Secretary of State for Science, Innovation and Technology Michelle Donelan says that the Bill will “release British businesses from unnecessary red tape,” especially those who have been disproportionately affected by the ‘one size fits all’ approach to data like SMEs and researchers.

DPDI aims to:

  • Reduce compliance costs and compliance demonstration (paperwork, etc.) costs
  • Enable businesses to continue using their existing cross-border transfer methods if they are already compliant
  • Encourage confidence among businesses about when/how they can process and use personal data without consent 
  • Increase public and business confidence in AI

The Bill will not require businesses that are already compliant with GDPR to make any changes but rather support those who are still struggling to implement changes five years after GDPR’s enactment.

Introducing new concepts

To ensure that the UK’s data rights framework keeps up with the fast-evolving digital landscape, DPDI also introduces a few concepts that do not currently exist under the likes of GDPR.

  • Digital Identity: The Bill proposes new regulations for the use of ‘digital verification services’ with a “DVS trust framework” and “DVS register” to be developed by the Secretary of State. Individuals would apply to receive a re-usable digital identity that could then be shared with any necessary organisations.
  • Smart Data: To create a wider open data economy, a smart data scheme in consumer markets would allow a customer to require a ‘data holder’ to safely share certain data with that customer or a chosen third party. It is not unlike open banking, for example.
  • AI: DPDI also seeks to redefine automated decision-making to include those that are done ‘without meaningful human involvement’ such as AI. The current GDPR only references human involvement.

Criticisms

Of course, as with any sweeping framework changes, there are criticisms of the DPDI Bill. 

General changes are being proposed around the definitions of personal data, records of processing, data subject rights, cookie consent exemptions, and more that are making some consumer nervous about how their data will be used under the new framework.

Abigail Burke, the policy manager for data protection at Open Rights Group told The Guardian earlier this year that she felt “it reduces some of the safeguards and the mechanisms that you have to make complaints, or try to challenge decisions that you think are unfair.”

For example:

  • SARs: There are some fears around how the bill’s proposed changes to subject access requests (SARs) will change individuals’ control over and access to their data. SARs allow consumers to ask an organisation for copies of any personal information it holds about them. The DPDI Bill proposes changes to the threshold for when an organisation can reject a request or charge a fee, making it easier to do so at their discretion.
  • ICO: Greater and more generalised power of discretion is proposed to be granted to the secretary of state when it comes to how the Information Commissioner’s Office collects and uses data without parliamentary oversight.
  • Surveillance: While Secretary Donelan asserts that the new framework will improve the efficiency of data protection for law enforcement and national security partners, consumers are wary as to what this could entail. The Bill’s now looser definition of when/how data is collected and reused by the UK government has drawn some comparisons to the 2001 US Patriot Act, a long-criticised piece of legislation that some argue irreparably weakened citizen privacy expectations in favour of ‘national security’ and ‘crime prevention purposes.’
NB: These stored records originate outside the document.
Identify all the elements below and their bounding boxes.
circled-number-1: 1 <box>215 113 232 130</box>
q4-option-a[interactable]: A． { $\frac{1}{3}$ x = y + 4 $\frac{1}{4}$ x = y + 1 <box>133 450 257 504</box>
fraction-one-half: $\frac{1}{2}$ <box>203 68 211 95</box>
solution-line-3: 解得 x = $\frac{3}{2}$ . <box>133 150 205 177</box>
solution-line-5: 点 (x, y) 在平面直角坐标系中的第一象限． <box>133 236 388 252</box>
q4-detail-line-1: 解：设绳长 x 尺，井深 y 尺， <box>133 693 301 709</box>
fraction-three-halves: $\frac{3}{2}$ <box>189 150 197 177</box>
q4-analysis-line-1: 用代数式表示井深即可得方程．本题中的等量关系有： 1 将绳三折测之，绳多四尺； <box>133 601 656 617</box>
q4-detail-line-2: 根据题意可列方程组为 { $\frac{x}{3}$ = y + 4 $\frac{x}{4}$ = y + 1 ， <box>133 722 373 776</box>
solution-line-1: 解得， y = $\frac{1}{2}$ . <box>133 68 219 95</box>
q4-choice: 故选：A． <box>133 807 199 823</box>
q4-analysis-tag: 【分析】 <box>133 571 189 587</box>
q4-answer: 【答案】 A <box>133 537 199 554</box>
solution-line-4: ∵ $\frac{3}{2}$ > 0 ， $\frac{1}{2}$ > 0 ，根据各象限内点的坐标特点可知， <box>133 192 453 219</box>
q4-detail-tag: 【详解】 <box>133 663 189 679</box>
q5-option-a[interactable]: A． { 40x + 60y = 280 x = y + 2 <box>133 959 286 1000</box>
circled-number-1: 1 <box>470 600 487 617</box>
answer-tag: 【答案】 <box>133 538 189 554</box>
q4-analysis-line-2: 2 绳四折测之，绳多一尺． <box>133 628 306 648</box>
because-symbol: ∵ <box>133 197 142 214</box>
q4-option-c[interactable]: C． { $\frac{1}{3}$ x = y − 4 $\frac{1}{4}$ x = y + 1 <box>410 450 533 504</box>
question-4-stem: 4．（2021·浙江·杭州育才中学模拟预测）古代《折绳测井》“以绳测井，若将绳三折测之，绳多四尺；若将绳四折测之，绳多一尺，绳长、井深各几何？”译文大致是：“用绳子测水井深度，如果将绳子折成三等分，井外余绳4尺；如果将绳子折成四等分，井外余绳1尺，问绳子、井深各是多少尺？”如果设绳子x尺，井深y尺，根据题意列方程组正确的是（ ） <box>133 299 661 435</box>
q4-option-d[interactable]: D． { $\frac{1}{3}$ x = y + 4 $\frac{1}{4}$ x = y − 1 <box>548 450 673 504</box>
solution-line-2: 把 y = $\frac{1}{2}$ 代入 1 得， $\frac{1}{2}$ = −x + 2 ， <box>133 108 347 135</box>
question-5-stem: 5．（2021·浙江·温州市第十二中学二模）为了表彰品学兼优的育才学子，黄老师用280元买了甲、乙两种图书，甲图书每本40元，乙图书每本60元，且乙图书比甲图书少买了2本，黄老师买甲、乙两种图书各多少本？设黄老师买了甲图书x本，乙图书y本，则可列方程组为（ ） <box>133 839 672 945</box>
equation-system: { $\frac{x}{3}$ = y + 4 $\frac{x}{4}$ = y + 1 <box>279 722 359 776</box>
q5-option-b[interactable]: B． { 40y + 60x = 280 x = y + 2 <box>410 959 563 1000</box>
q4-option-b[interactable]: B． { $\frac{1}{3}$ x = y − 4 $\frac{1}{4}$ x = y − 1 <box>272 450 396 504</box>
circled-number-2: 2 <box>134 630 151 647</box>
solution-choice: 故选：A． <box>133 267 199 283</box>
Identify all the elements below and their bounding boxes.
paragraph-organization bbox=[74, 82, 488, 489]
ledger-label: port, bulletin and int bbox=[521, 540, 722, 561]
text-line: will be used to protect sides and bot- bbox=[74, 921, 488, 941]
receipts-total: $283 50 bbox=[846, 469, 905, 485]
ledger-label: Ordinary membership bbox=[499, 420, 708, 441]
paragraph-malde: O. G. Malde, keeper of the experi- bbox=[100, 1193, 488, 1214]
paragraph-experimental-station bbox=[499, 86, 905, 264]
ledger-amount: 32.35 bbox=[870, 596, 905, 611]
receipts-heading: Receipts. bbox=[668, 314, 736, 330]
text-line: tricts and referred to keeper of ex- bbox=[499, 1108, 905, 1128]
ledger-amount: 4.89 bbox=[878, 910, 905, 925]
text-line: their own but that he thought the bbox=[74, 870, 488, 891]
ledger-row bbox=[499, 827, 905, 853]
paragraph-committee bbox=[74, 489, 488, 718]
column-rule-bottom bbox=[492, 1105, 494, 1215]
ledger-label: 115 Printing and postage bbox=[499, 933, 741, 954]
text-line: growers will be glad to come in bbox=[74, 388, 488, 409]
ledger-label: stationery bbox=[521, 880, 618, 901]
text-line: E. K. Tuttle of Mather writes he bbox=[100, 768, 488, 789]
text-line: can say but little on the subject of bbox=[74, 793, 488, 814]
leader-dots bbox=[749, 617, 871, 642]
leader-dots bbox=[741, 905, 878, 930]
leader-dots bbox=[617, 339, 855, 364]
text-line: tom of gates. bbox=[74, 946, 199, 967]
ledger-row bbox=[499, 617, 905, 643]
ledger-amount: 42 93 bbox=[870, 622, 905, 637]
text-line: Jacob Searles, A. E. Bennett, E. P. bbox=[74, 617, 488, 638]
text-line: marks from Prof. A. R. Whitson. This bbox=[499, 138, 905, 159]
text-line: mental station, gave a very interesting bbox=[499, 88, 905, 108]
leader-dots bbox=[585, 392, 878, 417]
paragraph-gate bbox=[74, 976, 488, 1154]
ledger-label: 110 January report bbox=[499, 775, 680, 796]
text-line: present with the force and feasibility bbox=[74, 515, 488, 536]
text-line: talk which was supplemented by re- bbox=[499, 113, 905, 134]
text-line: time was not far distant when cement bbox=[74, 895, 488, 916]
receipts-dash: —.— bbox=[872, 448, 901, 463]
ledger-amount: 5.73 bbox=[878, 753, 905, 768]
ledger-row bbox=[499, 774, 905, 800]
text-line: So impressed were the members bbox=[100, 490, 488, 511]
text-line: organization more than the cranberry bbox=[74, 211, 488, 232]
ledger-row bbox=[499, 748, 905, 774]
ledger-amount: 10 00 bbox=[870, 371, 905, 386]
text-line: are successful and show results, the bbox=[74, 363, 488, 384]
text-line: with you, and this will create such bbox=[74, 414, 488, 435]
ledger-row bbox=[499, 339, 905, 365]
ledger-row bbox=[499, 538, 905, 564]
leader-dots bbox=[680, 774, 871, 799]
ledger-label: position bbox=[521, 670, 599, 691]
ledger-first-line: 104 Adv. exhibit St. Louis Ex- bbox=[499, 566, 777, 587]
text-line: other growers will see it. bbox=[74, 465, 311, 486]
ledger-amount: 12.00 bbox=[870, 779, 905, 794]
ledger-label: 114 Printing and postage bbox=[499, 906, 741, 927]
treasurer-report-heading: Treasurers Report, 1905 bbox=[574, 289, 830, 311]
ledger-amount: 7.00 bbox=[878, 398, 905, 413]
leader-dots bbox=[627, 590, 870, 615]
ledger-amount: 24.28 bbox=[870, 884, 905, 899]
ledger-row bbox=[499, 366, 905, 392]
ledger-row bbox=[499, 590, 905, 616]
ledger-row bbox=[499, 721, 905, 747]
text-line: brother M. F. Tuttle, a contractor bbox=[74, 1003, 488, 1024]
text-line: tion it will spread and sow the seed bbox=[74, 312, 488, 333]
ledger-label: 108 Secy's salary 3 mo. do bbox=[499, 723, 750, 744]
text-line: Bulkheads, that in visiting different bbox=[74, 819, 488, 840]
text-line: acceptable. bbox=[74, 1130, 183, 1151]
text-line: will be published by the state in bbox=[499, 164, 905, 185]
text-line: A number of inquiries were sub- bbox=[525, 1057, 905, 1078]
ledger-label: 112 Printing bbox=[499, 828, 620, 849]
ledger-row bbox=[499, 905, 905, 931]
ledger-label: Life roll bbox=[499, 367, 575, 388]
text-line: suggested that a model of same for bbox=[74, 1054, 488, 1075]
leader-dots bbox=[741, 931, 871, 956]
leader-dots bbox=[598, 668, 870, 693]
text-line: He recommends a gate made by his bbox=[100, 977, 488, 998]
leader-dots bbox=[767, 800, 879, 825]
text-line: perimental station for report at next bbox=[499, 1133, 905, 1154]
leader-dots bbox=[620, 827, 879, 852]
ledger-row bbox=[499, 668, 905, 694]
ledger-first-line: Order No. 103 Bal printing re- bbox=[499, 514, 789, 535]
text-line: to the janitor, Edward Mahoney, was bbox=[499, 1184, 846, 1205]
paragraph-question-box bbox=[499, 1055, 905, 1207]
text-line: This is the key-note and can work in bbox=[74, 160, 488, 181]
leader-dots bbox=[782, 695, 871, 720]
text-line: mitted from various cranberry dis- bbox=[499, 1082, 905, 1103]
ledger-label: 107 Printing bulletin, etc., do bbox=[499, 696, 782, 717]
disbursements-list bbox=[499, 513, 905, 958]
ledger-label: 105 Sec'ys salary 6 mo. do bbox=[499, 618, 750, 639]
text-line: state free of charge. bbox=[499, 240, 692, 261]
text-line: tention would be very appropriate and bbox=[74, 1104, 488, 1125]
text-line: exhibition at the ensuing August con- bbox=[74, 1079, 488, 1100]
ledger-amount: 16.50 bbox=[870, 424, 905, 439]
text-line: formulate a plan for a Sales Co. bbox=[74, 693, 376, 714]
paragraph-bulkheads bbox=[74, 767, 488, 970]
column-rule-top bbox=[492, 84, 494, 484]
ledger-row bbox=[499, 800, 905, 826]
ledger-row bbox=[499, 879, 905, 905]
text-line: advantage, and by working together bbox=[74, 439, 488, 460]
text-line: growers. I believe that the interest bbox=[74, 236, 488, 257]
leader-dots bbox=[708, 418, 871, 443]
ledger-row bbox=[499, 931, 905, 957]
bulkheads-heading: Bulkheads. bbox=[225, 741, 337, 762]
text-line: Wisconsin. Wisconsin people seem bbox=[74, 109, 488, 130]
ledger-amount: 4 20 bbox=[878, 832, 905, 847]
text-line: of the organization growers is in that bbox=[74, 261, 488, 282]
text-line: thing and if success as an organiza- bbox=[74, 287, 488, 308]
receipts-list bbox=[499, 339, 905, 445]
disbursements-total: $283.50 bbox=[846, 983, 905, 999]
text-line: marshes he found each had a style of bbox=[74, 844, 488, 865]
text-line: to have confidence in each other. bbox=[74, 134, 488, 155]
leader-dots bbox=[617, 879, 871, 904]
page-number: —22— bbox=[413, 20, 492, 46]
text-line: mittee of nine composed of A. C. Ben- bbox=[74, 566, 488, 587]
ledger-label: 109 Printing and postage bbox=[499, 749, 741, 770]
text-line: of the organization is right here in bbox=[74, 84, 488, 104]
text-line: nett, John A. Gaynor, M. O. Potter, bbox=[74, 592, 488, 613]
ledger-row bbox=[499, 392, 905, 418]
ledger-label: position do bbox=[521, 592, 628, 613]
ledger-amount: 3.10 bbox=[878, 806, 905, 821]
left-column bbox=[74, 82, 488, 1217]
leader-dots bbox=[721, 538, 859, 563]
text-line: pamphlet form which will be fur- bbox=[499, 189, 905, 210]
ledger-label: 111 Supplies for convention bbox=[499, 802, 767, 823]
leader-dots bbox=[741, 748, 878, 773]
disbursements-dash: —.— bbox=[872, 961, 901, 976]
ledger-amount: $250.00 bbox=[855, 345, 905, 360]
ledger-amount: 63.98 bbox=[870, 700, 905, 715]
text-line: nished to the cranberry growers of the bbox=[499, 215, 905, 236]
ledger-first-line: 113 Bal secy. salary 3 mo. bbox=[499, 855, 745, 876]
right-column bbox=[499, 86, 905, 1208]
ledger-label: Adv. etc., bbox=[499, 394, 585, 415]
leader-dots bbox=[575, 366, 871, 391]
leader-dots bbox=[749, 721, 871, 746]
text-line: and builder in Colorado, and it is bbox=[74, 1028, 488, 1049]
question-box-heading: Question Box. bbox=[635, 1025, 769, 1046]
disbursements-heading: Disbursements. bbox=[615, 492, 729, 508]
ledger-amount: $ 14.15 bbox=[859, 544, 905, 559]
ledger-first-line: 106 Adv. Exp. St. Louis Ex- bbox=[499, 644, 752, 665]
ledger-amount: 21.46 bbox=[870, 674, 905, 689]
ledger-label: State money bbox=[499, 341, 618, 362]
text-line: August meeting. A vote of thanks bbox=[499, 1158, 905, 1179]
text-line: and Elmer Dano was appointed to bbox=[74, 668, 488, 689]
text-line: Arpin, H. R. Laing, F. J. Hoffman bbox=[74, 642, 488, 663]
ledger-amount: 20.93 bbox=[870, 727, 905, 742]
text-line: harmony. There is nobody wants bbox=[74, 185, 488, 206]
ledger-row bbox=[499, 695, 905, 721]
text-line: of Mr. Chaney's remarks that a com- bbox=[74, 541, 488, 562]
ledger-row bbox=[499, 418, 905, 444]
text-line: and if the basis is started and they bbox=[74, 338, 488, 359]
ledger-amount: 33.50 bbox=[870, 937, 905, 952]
The UK’s new Data Protection and Digital Information No. 2 (DPDI) Bill aims to support the country’s businesses as they race to respond to the rapidly transforming digital landscape. 

It may also entice international investment from businesses looking for the increased flexibility and lower cost of implementing a data protection alternative to GDPR. According to Donelan, the new laws could be expected to save as much as £4.7bn for the UK economy.

DPDI’s initiatives are geared toward improving the trust and confidence in the use of personal data for both businesses and consumers alike. The hope is that with further clarity afforded to businesses around their obligations, consumers will feel more confident about how and when their data is used.